COLT chief denies TDC rumours and questions the future of alternative telcos

22 Apr 2005

The boss of UK-based corporate communications provider COLT Telecom has quashed rumours that the company is in talks with TDC over a possible takeover by the Danish incumbent. Earlier this month shares in COLT rose sharply on the news that TDC was close to completing a deal for the telco, but COLT’s chief executive Jean-Yves Charlier yesterday dismissed the speculation, saying the two companies ‘have had no conversations whatsoever’.
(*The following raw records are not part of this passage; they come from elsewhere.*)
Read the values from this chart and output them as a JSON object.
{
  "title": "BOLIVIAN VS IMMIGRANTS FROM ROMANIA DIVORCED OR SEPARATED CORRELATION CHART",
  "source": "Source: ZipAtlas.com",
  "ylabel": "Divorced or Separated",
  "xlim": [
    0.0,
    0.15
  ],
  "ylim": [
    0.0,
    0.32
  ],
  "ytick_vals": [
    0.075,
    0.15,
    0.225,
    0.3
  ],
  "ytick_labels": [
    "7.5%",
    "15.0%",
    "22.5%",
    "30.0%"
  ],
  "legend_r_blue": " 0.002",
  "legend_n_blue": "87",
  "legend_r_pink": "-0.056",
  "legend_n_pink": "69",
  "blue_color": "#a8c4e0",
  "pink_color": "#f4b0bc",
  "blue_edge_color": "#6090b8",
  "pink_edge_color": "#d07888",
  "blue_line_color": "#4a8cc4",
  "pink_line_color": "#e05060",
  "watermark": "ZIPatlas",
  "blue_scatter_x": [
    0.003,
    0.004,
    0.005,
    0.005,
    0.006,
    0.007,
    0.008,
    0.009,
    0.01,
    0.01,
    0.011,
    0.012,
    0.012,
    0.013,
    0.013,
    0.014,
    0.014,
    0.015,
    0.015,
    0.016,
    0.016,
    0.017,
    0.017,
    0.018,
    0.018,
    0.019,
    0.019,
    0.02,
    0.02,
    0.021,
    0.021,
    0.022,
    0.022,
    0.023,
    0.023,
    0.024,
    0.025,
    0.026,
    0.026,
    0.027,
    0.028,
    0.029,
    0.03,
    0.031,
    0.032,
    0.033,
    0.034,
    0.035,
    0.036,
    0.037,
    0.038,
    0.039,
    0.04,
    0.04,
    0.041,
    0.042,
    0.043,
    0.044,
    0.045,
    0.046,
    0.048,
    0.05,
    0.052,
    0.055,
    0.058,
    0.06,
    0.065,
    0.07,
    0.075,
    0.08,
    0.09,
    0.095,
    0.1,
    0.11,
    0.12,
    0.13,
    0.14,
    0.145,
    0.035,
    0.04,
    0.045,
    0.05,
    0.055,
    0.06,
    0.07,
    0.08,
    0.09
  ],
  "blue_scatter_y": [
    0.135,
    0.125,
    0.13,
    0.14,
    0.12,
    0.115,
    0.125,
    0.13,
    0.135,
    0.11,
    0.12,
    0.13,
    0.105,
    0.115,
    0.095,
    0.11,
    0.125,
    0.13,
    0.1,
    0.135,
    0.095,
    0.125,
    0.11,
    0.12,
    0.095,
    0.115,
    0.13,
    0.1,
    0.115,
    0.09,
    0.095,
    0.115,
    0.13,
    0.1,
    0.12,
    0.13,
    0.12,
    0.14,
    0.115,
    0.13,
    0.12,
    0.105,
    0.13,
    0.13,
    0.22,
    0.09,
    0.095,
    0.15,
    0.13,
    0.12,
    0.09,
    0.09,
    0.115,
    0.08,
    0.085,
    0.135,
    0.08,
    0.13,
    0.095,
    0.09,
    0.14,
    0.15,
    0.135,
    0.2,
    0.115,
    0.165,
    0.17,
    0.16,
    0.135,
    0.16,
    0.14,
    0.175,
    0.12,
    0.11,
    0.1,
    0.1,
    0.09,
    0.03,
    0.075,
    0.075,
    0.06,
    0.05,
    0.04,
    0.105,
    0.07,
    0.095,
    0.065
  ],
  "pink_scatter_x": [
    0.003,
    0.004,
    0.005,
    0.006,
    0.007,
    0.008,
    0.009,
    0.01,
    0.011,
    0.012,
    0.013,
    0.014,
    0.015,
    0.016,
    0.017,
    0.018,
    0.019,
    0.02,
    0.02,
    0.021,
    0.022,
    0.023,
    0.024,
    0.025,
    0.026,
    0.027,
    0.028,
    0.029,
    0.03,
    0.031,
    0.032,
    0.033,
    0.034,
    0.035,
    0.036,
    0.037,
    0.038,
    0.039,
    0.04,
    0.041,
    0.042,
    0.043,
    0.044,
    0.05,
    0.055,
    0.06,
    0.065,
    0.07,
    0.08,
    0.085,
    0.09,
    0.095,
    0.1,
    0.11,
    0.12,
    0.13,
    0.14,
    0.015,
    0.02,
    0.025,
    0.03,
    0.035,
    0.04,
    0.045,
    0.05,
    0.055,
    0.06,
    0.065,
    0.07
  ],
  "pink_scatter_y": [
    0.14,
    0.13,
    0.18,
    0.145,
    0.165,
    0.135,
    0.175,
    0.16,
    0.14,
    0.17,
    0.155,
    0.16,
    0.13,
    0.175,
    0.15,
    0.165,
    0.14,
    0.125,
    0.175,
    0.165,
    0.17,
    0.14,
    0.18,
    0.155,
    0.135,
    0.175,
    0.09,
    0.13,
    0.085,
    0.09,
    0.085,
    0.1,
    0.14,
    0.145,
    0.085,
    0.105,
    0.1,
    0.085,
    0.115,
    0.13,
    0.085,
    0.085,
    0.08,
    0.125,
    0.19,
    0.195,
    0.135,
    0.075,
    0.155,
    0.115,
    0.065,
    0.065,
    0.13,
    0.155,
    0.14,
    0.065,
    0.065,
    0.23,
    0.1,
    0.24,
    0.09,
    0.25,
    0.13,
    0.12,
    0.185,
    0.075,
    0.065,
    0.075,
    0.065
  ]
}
Mr Charlier’s comments came as COLT reported a 5% quarterly increase for the three months ending 31 March, in line with analysts’ forecasts. EBITDA for the period was GBP37.1 million, on the back of a 1.4% increase in turnover to GBP307.1 million. However, intense competition in the corporate sector meant that earnings were down on the corresponding period of last year, leading Charlier to comment that, unless COLT and its rival alternative telcos started making money soon: ‘there was a real question whether they have any future whatsoever’. COLT, 59% owned by US investment house Fidelity, operates an integrated 20,000km pan-European network that directly connects approximately 10,000 buildings in 13 countries, including the UK, France, Germany, Spain and Ireland, with 32 metropolitan area networks augmented with a further 42 points of presence across Europe and eleven Internet Solution Centres.